Se sob a ótica legal, a prostituta tornou-se desqualificada e imoral e sua prática equiparada à vagabundagem e enquadrada como crime; no discurso médico, até meados da década de sessenta, as prostitutas foram classificadas e categorizadas como seres anormais, que padeciam da loucura ou degeneração inata (reducionista, não?). A construção dos estigmas relacionados à prostituição, bem como os mecanismos de respostas sociais de discriminação e preconceitos às práticas sexuais comerciais desenvolvidas ao longo dos tempos em nossa cultura resultou de sucessivos fatos históricos que centraram na “mulher de vida fácil” a responsabilidade pela disseminação de doenças adquiridas através do ato sexual (explicado porque Recife já foi denominado a Venérea Brasileira?).



De acordo com os pressupostos médicos e morais do início do século passado, a “meretriz” corrompia a moral feminina com seu comportamento sexual descontrolado. Ao manter relações sexuais por dinheiro e entregar-se à masturbação, à sodomia, e práticas antinaturais do gênero, a prostituta figurava como manual vivo da forma anti-higiênica de ser mulher. Assim, imaginou-se que essas perverteriam a moral da “mulher-mãe” com seu comportamento “incorrigível” e “irresponsável” para com a vida dos filhos, abortando-os, abandonando-os à Roda (excelente estratégia de proteção as crianças, criada pela Igreja Católica, não?) e expondo-os à imoralidade (Guimarães & Merchán-Hamann, 2005; Jurandir Costa, 2004).



Por sua vez, o discurso médico promulgava que o luxo era o pai espiritual da “mulher mundana”, e em sua esteira vinham os falsos prazeres, a moda, as diversões e todo o cortejo de condutas volúveis que impediam a mulher de amamentar (Costa, 2004). Em outras palavras, a prostituta por fim, corrompia a moral feminina por influenciar a mulher de classe média através do culto ao corpo, dos caprichos eróticos e da luxuria. Nesta ótica, a prostituição assume um caráter pejorativo e desviante da moral social, uma vez que, a sexualidade não estava estruturada a partir das relações de parentesco típicas, valorizadas pela moral dominante de uma sociedade pautada em relacionamentos estáveis. A moralidade social condenou a troca de parceiros sexuais ao estabelecer para a “mulher de bem” o casamento como modelo, e a reprodução como finalidade natural do sexo.
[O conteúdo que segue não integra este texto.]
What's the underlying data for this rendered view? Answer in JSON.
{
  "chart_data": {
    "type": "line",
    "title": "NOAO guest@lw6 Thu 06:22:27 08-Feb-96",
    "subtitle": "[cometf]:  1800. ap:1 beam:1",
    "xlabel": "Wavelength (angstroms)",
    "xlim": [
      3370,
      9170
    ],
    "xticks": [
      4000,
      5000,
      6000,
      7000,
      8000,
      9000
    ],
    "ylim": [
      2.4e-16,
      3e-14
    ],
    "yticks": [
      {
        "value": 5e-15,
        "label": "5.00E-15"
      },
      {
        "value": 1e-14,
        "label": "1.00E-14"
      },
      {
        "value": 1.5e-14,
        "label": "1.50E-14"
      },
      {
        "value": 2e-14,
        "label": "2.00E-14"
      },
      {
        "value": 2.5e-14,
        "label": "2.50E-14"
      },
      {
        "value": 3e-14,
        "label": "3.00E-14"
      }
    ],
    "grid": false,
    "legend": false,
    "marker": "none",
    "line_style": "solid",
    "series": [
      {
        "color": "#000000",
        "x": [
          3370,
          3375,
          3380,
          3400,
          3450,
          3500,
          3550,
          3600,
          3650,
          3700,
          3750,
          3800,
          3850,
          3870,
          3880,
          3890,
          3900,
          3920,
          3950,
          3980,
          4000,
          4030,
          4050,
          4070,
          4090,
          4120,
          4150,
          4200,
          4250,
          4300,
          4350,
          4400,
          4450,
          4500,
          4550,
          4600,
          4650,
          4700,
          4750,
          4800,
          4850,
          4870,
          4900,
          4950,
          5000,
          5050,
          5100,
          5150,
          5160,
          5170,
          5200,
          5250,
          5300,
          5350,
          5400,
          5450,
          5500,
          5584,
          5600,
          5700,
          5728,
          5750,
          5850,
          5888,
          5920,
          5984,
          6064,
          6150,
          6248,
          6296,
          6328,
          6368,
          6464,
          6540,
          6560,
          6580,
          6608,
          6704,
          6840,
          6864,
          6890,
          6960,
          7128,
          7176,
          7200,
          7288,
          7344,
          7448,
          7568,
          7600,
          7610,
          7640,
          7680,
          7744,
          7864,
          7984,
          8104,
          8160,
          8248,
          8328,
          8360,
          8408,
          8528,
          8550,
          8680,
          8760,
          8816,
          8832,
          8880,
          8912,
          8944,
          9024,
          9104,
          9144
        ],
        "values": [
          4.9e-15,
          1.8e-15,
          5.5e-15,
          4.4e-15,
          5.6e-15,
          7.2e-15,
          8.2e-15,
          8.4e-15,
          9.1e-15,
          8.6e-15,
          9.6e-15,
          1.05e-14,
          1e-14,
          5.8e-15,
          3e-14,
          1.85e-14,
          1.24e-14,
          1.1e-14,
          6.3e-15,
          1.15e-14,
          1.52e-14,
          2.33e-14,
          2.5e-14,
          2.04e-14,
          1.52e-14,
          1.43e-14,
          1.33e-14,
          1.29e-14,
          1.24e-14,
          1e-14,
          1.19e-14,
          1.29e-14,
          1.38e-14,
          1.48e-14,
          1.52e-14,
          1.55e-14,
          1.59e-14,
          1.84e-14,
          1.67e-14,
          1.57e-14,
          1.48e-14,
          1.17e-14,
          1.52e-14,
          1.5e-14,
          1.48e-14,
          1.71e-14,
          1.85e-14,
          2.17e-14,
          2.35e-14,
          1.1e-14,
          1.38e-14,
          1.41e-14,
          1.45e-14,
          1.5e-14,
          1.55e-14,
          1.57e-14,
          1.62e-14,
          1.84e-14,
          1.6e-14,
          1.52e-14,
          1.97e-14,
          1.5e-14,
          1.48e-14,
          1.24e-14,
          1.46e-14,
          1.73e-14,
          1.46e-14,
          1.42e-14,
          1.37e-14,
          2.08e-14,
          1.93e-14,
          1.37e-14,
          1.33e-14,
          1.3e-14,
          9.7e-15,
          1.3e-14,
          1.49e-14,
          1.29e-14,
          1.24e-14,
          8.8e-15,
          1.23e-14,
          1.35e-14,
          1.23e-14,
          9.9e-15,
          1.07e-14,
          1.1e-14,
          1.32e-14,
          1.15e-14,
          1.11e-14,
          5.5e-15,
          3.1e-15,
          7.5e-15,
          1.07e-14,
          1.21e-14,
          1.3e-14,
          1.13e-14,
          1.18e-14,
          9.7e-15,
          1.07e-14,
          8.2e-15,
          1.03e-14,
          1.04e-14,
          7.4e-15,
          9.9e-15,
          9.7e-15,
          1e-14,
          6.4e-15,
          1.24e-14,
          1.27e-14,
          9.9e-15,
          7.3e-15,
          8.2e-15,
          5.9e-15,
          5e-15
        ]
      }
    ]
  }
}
Completando a tríade defensora da moral e dos bons costumes, o discurso religioso imputou as prostitutas o pecado por amar o luxo e a ociosidade, recaindo-lhes ainda, a acusação de atentar contra a mulher pobre e suas filhas, que atraídas pela luxuria e vaidade, poderiam vir a se prostituir também (Costa, 2004).
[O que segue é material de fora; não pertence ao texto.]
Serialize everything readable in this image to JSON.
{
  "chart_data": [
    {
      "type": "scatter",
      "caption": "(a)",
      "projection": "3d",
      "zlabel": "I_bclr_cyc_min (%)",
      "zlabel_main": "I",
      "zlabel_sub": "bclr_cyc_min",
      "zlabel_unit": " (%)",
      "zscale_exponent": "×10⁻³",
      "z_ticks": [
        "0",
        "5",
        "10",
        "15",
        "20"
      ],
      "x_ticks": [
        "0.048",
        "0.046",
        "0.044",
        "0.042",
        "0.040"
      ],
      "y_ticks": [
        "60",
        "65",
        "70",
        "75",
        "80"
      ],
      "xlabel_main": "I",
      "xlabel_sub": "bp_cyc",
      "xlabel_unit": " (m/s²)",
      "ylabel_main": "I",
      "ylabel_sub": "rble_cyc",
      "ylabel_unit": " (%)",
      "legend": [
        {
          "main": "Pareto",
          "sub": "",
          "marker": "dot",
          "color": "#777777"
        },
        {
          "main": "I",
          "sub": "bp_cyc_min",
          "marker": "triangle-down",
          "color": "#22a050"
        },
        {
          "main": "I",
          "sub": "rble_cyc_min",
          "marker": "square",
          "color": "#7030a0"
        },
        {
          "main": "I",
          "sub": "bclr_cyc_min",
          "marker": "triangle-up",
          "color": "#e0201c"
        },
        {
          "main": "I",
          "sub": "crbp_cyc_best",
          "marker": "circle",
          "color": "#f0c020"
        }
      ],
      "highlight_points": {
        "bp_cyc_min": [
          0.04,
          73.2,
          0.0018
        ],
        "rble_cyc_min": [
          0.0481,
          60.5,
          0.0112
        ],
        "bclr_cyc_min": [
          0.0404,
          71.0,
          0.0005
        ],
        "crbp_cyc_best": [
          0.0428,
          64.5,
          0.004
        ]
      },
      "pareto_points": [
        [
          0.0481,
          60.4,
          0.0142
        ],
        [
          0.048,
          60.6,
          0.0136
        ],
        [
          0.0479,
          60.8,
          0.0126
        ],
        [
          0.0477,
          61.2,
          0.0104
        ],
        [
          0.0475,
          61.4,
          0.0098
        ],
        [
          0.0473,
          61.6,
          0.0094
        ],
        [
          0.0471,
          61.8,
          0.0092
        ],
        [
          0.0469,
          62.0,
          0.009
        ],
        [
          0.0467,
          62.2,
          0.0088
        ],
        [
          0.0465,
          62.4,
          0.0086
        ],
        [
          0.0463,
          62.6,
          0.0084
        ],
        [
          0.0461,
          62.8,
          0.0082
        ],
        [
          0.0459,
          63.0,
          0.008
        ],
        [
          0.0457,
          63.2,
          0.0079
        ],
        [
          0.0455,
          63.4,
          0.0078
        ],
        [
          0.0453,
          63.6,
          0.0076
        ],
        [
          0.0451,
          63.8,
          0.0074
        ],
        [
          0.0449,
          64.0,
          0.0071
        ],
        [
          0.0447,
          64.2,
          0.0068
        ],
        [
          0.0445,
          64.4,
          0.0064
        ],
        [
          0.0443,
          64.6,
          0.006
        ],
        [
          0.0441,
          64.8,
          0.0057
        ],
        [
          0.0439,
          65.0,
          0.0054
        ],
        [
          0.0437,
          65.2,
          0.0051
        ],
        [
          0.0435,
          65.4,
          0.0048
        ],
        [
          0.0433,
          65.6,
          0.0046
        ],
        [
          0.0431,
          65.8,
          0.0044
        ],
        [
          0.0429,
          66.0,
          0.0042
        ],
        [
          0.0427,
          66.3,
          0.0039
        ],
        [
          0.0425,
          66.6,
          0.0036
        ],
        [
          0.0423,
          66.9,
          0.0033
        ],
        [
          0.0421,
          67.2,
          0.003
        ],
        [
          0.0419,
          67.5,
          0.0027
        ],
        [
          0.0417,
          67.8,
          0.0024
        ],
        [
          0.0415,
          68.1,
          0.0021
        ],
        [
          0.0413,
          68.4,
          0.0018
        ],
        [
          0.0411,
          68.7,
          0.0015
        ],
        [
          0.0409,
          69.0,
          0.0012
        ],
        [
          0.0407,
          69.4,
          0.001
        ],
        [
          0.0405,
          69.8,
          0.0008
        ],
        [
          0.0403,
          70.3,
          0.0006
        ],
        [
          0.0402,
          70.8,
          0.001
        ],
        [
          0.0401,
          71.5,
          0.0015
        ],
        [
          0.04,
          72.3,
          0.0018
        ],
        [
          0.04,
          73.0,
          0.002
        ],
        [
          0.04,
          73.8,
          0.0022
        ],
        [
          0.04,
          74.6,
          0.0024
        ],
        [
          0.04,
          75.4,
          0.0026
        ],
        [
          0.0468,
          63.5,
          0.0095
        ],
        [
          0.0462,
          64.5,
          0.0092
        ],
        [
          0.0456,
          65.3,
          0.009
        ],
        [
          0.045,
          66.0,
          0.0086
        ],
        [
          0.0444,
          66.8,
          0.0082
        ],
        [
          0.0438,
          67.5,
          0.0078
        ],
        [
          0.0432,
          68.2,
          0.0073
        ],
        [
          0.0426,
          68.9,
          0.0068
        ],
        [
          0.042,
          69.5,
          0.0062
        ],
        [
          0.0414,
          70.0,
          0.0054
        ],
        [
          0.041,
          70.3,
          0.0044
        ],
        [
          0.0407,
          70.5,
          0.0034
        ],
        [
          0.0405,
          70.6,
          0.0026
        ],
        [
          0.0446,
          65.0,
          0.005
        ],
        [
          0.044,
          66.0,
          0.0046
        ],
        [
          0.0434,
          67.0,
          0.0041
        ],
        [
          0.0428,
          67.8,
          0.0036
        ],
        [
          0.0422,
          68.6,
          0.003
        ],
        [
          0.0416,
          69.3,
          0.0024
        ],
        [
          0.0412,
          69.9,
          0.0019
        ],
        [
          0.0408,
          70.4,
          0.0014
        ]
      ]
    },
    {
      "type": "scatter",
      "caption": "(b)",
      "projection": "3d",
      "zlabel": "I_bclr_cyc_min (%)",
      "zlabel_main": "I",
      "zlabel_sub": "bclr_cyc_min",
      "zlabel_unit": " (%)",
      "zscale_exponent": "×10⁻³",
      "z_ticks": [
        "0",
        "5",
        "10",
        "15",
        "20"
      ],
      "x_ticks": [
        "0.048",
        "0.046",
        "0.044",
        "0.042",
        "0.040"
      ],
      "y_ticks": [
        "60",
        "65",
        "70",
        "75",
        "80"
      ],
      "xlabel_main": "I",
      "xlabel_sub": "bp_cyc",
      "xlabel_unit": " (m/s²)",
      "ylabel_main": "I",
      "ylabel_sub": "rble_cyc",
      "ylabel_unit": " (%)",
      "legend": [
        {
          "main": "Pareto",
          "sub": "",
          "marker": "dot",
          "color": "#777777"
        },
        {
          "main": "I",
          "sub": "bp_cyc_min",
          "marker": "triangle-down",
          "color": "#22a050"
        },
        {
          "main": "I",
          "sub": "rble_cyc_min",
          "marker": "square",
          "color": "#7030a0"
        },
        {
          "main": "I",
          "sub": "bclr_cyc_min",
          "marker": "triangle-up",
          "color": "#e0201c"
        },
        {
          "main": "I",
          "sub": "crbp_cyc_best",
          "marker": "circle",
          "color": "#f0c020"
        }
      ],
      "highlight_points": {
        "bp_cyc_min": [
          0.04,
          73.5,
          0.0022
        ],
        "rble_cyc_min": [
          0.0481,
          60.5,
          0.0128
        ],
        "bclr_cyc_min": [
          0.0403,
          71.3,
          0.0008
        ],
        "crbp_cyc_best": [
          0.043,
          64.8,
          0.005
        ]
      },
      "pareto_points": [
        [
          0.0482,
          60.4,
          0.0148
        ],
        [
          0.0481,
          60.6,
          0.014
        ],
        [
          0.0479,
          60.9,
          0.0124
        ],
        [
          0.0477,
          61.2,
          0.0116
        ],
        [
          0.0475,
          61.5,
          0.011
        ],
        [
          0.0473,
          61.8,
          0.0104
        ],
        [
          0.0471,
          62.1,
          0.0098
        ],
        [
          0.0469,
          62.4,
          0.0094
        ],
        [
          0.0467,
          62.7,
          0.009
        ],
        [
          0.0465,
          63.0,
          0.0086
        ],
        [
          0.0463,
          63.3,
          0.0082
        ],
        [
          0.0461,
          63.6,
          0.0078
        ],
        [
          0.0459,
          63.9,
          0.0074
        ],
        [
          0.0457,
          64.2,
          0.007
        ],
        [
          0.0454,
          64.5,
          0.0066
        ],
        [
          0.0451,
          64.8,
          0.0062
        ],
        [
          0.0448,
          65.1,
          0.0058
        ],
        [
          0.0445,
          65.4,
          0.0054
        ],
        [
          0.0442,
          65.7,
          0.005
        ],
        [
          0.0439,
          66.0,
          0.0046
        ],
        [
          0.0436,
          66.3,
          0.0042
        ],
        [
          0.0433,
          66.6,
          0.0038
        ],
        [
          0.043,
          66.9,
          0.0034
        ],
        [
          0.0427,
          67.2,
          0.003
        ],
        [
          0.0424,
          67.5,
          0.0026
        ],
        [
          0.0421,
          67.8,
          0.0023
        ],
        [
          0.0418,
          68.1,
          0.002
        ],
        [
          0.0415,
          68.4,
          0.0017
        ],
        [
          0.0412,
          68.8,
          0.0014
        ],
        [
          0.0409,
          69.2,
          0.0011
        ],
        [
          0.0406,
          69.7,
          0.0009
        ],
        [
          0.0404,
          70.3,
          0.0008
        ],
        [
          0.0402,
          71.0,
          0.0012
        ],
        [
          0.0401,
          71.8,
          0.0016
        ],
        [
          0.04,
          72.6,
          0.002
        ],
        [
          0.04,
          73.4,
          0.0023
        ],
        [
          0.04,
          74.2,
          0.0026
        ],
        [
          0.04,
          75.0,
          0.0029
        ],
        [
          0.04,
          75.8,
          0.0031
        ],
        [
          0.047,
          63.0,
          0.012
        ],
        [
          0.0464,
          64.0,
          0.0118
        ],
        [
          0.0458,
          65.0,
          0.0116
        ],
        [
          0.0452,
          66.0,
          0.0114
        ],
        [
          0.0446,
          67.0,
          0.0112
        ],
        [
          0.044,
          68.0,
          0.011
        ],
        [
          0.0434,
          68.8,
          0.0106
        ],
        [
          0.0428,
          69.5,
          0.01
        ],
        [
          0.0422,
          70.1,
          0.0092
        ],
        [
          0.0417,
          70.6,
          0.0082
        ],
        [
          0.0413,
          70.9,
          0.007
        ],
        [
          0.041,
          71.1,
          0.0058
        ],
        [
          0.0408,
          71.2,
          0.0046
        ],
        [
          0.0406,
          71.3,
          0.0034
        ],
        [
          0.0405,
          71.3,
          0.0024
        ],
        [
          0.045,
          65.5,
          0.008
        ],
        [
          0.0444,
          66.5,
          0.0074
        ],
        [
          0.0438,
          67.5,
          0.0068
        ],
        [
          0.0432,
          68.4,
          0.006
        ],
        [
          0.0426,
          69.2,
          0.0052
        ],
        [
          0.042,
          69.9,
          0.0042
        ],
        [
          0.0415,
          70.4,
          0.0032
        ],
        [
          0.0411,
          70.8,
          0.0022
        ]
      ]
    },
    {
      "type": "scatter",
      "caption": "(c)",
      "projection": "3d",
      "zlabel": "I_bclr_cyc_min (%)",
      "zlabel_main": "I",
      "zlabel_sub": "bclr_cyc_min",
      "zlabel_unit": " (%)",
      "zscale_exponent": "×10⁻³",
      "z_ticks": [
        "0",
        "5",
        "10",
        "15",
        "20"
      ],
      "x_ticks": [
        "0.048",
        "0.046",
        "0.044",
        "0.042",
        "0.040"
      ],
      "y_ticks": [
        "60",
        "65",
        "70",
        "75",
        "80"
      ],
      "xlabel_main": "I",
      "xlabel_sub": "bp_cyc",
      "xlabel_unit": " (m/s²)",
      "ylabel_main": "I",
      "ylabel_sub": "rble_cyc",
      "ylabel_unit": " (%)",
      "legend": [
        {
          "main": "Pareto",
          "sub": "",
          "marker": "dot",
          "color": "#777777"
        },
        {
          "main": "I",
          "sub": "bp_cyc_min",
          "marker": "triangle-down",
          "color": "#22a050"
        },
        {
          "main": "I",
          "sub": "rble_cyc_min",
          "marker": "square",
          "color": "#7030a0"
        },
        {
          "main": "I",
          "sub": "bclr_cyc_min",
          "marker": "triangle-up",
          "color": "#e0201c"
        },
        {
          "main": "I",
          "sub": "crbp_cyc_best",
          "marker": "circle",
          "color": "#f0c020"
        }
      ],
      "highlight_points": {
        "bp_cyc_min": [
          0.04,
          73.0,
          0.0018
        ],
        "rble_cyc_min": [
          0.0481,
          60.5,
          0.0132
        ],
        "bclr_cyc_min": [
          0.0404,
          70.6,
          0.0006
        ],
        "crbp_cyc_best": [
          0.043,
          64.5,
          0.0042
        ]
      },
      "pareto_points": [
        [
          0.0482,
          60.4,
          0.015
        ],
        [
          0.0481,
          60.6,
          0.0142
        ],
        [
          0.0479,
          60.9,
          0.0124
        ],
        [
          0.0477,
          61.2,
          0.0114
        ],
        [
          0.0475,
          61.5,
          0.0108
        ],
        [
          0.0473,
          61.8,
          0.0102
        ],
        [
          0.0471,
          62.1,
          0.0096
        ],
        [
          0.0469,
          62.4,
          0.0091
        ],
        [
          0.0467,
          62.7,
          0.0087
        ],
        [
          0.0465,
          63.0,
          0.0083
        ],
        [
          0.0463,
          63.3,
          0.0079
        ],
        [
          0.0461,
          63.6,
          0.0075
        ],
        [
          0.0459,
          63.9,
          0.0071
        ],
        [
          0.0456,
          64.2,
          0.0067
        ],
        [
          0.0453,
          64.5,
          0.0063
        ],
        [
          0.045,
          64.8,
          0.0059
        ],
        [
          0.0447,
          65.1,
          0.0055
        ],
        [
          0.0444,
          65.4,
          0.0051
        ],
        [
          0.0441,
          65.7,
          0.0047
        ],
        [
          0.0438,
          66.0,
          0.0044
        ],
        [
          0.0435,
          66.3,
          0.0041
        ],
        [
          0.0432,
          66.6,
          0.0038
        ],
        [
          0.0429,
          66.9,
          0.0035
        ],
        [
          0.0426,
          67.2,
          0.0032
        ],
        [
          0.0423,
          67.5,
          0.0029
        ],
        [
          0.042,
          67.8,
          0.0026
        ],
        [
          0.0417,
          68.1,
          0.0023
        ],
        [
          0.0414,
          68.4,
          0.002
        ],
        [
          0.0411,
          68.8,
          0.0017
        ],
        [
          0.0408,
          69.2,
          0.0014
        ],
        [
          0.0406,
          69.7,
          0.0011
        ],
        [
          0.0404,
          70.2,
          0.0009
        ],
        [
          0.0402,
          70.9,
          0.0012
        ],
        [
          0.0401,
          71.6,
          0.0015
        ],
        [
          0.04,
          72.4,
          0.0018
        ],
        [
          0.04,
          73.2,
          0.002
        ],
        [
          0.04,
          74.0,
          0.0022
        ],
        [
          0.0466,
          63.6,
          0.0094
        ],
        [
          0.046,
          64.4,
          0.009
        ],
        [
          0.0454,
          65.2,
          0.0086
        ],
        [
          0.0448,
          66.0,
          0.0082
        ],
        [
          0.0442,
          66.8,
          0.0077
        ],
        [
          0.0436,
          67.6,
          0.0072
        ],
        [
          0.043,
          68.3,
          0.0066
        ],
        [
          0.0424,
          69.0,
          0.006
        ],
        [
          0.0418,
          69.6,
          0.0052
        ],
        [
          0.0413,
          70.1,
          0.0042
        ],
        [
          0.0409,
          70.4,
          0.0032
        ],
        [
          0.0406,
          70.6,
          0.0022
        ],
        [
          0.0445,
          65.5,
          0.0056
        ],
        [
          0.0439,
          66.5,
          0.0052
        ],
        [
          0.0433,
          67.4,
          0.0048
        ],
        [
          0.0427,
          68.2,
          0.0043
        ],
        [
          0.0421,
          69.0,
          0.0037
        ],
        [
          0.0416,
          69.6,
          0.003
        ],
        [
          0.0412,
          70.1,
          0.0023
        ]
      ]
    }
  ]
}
Especificamente em Recife, resgatar a história da prostituição torna-se um desafio quase impossível de concretização. Primeiro, por não se dispor de uma quantidade considerável de documentos e registros oficiais; e segundo, porque os poucos registros disponíveis centram-se no lado marginal vinculado a prática sexual comercial. Assim, pouco se sabe, mas muito se fala, sobre a dinâmica da prostituição que nos dias atuais tem provocado alterações significativas no cenário urbano e, por extensão, no comportamento dos recifenses. Saliento então, que as informações aqui apresentadas são resultado dos relatos de antigos moradores da cidade, boêmios e prostitutas que circulam pelas ruas e espaços de prostituição, bem como do garimpo realizado na internet e documentos confinados nos arquivos públicos, durante minha pesquisa de mestrado.
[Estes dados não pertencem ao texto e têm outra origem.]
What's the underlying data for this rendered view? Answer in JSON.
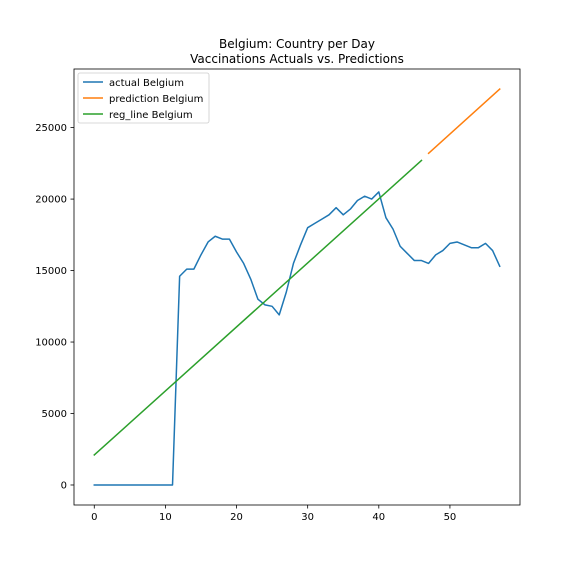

Na pouca literatura disponível, encontrei alguns dados que nos servirão de base para caracterizar o passado da capital pernambucana. Descobri por exemplo, que no século XVI o Bairro do Recife chegou a concentrar uma população de 27 mil pessoas por quilômetro quadrado, configurando-se como uma das maiores densidades demográficas já registradas pela história da humanidade (incrível, não?). Até o século XIX, tanto o lixo quanto a sujeira invadiam suas ruas estreitas. Para se ter uma breve idéia sobre a falta de infra-estrutura urbanística da época, destaca-se que a Rua do Bom Jesus era a mais larga do bairro. Nas demais as pessoas se acotovelavam, produzindo sujeira e caos (Será que mudou alguma coisa nos dias atuais? Talvez se deva perguntar ao atual prefeito João da Costa).



Nos registros do Instituto de Pesquisas Sociais da Fundação Joaquim Nabuco, constatei que no Porto do Recife, os boêmios perambulavam pelas madrugadas em busca das meretrizes, de bares, de bebidas alcoólicas, e/ou de amigos, e que as mulheres do bairro eram chamadas por Ascenso Ferreira (compositor, conhecem?) de “damas da noite” (Vainsencher, 2008). Durante três séculos o Porto do Recife, antes conhecido como “Arrecifes dos Navios” concentrou a vida e o cotidiano público e privado da sociedade pernambucana. A área da Alfândega era diariamente frequentada por homens e mulheres, ricos ou pobres, incluindo também os jagunços, escravos, meretrizes e mascates. Assim, verificamos que a vida noturna do bairro portuário sempre esteve ligada à boemia, às mulheres, à música, e, por que não dizer, também à prostituição, bem antiga em nossa velha metrópole (Cavalcanti, 1998).



Já no período de 1909 a 1927, o bairro passou por diversas reformas urbanas e no final da década de vinte, seu estilo arquitetônico inédito, foi classificado pelos especialistas como Eclético Novo-Recife (sem querer ser presunçoso, mas acho que sempre fomos o berço da arquitetura moderna brasileira). Em meio a toda essa modernização, o “Chanteclair” se destacava (Quem consegue me dizer quando serão concluídas as infindáveis obras de reforma? Alguém ainda lembra quando começaram?), instalado num conjunto de prédios formado por sete blocos independentes que foram projetados para atender às necessidades do porto do Recife. Concebido inicialmente como armazém, após sua desativação o prédio foi doado a Santa Casa de Misericórdia e transformado em uma das mais antigas e importantes casas de diversão da cidade.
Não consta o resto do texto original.